Depuis son “Salut les blancs” aux Molières Fary semblait avoir disparu. Et à ceux qui se demandent si “Les blancs” ont kidnappé Fary, la réponse est non. L’humoriste a bien été enlevé oui, mais par Madame Sarfati, son tout nouveau comedy club qui ouvrira ses portes le 27 novembre prochain. Une nouvelle étape pour le même pas trentenaire qui remplissait deux Bercy en mars dernier.

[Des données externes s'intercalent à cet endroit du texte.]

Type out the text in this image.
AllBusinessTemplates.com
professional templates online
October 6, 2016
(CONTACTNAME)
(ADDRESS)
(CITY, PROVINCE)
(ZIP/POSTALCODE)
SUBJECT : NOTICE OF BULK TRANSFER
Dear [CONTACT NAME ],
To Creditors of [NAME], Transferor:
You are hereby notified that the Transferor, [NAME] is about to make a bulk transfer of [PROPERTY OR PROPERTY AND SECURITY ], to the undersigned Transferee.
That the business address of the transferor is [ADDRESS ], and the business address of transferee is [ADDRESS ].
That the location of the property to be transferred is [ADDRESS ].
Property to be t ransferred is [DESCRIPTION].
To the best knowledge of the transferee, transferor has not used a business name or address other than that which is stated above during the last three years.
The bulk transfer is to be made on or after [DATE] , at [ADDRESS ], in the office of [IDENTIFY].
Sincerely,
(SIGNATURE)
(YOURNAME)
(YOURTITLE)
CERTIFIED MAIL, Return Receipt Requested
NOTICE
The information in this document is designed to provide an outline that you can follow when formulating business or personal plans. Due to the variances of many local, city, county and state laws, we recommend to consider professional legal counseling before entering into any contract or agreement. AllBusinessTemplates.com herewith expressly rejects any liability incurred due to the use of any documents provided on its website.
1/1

Un step qui le rapproche un peu plus de son trio de tête d’humoristes – Florence Foresti, Jamel Debbouze et Gad Elmaleh – qu’il compare aux “Sannins Légendaires de Naruto”. “J’en suis encore loin“, répond pourtant immédiatement l’artiste quand on lui fait remarquer qu’il semble bien être de la même trempe. Modeste ou réaliste ? On choisira plutôt le premier adjectif pour qualifier Fary qui, lorsqu’on lui demande de sauter sur le comptoir du Madame Sarfati pour illustrer cette interview, troque son sourire contre une mou gênée. Celui qui une heure plus tôt nous accueillait avec une vanne derrière son micro, comme pour une avant-première inédite, fait rouler ses yeux au bout de ses chaussures. Rencontre.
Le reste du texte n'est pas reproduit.